Having powerful muscles doesn’t guarantee a great punch. You’ve got to have skill. You need technique, angle, accuracy, and timing. Beginners rely on raw power during slugfests, but experienced fighters generate far more power using skills!

Your skills make up more of your functional punching power than anything else. I can punch three times harder than when I first started boxing, and I’m sure it’s not because I’m three times stronger. If I only had a limited number of hours to workout, I’d be prioritising my skill development. Boxing is a skill sport, so you need skills to be able to use your power. Unless you’re only interested in showing off on the heavy bag, you need skills to use your power in fights.

Try hitting the double-end bag with your hardest punches and use that as an indicator of your functional punching power. If you can’t hit the moving bag with your power, you probably won’t be able to hit a live opponent either. Good opponents move more like double-end bags than heavy bags.

 

Is it IMPOSSIBLE to Lift Weights for Boxing?
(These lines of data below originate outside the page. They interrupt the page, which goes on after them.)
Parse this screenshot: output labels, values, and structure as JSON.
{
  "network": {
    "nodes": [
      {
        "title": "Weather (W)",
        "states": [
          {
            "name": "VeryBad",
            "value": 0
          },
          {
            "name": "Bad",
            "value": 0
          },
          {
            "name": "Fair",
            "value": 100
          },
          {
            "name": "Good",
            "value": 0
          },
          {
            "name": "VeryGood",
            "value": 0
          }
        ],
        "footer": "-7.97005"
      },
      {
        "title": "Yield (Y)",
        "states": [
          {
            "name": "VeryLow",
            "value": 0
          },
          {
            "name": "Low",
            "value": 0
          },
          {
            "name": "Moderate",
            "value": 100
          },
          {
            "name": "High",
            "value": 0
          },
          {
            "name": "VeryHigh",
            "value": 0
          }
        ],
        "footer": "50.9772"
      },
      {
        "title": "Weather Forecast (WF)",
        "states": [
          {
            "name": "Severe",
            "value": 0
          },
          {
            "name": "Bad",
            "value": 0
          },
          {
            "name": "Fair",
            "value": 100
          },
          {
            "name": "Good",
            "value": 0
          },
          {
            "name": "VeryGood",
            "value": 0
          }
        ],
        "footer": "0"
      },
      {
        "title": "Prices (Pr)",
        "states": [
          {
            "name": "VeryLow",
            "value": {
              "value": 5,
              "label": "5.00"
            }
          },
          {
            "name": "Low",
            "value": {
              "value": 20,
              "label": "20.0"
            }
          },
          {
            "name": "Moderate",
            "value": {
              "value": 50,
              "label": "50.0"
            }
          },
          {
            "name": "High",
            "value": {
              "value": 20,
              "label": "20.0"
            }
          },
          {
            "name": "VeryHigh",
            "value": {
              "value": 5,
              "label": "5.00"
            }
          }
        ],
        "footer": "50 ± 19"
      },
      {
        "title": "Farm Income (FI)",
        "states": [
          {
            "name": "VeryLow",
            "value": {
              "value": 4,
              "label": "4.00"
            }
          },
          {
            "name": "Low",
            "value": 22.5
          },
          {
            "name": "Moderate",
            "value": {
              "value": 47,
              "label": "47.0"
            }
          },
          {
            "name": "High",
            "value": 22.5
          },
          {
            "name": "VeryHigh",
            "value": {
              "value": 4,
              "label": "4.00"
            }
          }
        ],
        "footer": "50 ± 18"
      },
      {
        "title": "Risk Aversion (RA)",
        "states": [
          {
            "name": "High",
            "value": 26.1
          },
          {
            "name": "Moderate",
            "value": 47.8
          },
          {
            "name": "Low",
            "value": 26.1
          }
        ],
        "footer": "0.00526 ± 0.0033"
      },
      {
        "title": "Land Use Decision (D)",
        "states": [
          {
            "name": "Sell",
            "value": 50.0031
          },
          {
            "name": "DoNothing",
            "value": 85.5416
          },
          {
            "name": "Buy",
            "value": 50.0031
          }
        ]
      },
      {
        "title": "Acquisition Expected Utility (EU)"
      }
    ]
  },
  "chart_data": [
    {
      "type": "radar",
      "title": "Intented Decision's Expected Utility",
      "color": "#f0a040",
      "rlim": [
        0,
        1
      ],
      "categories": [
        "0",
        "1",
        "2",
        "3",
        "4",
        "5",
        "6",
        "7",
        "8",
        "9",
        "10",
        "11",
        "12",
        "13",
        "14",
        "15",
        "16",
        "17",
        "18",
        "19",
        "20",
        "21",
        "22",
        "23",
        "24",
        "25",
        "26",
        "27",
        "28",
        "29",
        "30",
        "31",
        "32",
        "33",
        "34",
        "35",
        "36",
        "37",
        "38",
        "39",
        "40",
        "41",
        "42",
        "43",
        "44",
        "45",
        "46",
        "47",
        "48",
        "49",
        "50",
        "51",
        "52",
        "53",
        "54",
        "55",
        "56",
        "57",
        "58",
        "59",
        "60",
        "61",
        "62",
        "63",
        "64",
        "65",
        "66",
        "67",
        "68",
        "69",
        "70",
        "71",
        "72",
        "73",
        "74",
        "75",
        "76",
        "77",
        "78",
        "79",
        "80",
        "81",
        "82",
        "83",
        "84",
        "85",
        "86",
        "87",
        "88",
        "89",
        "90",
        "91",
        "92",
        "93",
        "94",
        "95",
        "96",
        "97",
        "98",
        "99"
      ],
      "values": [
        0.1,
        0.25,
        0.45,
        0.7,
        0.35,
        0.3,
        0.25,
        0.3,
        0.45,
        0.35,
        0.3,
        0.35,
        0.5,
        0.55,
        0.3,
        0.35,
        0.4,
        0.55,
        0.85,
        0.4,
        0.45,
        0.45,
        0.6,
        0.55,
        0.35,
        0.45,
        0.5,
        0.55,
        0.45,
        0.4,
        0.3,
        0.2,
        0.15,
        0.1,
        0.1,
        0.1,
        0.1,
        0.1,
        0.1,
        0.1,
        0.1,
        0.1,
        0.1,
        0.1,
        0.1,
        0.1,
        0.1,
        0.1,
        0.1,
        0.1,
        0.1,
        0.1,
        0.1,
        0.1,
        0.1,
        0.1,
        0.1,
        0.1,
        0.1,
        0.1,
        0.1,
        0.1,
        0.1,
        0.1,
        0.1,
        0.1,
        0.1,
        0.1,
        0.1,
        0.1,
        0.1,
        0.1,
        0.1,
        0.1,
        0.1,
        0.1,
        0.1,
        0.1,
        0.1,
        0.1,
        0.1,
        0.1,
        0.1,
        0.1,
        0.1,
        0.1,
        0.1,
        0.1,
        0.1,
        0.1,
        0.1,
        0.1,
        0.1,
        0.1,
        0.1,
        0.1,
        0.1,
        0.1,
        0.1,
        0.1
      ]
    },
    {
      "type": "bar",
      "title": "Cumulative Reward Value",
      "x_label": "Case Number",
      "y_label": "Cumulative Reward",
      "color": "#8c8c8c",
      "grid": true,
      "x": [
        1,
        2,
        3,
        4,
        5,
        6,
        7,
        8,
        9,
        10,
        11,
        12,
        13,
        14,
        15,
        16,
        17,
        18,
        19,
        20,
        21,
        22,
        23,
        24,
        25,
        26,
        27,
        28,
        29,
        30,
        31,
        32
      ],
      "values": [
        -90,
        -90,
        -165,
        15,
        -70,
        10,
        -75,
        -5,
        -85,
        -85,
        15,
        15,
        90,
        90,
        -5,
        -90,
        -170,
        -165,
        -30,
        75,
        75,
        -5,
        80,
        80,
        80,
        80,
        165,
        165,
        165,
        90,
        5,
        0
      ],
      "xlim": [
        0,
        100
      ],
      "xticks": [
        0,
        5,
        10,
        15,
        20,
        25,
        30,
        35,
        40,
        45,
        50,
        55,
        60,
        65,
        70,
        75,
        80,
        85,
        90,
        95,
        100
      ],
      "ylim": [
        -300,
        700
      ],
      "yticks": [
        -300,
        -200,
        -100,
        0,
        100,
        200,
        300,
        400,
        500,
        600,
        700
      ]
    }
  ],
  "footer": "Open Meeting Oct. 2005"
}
I’m not saying you can’t ever lift weights for boxing.

I’m only saying: “lifting heavy weights will not increase punching power”.

There are dozens of great uses for weights. There are nice exercises for targeting different muscle groups. You can build your support muscles with small dumbbells. You can work on specific muscle groups that are otherwise difficult to target with callisthenics (bodyweight exercises).

The key to any effective exercise, weightlifting or not, is to develop functional boxing conditioning. Whatever exercise you do, make sure it translates into better boxing ability—this can mean an increase in physical capacity or an increase in motor control or even muscle support (reduce the chance of injury). Look carefully at the bodies of most boxers. If your exercises make your body look different, you might be developing the wrong physique for boxing.

Note: those of you wondering if it’s a good idea to shadowbox at high speed while holding dumbbells–it’s a bad idea. It hurts your joints and doesn’t make you much faster or stronger. That exercise is usually done by the pros using slow movements to build support muscle (not punching speed/power).

Lifting Weights Can Affect Your Fighting Ability

I wrote this article because I’ve tried a dozen ways to adapt to weight lifting for boxing. A part of me always searches for every possible advantage, and I really thought I had it in being a powerlifter. I was humbled by so many “weaker” and less-built punchers that I had no choice but to accept the truth. There will always be someone who thinks they’re beyond the rules (me included). There will always be someone who thinks they’re so special that their body and “special training” can overcome simple facts about boxing. The worst part about training incorrectly is waking up one day to realise you’re holding back your progress.

The truth is, boxing is a fast movement type of sport. Boxing requires quick snapping movements and many of them. A single fight can have hundreds of quick, snappy movements in all sorts of directions. Lifting weights is a relatively slow movement using a somewhat limited range of motion, making it less useful for boxing training. Even if lifting weights did increase your punching power, you’re still better off developing your punching skills. You have to work out like a boxer if you want to be a boxer.

Boxing is thousands of years old, and weights are not a new invention. If weight-training had a place in boxing training, there would have been a mainstream use for them by now. There is nothing new about the concept of using resistance training to develop power. You can give it a new name or switch the loads and reps around, but nothing is unique about it. Every single dedicated athlete is always looking for new ways to improve their body, and you can bet that heavyweights would have become mainstream by now had it been that effective.

I am aware of recent boxers weight-training but none that achieved the levels of physicality and skill as the old-timers did. The overwhelming majority of trained fighters and coaches are still against weight lifting. The exceptions to this rule are few and far between. I’ve been to a bagillion gyms and seen hundreds of pros work out. To this day, I have never seen ANY of them using heavy weights. I beg you to go to the best boxing gym you can find, ask the head coach about weights and see what he says.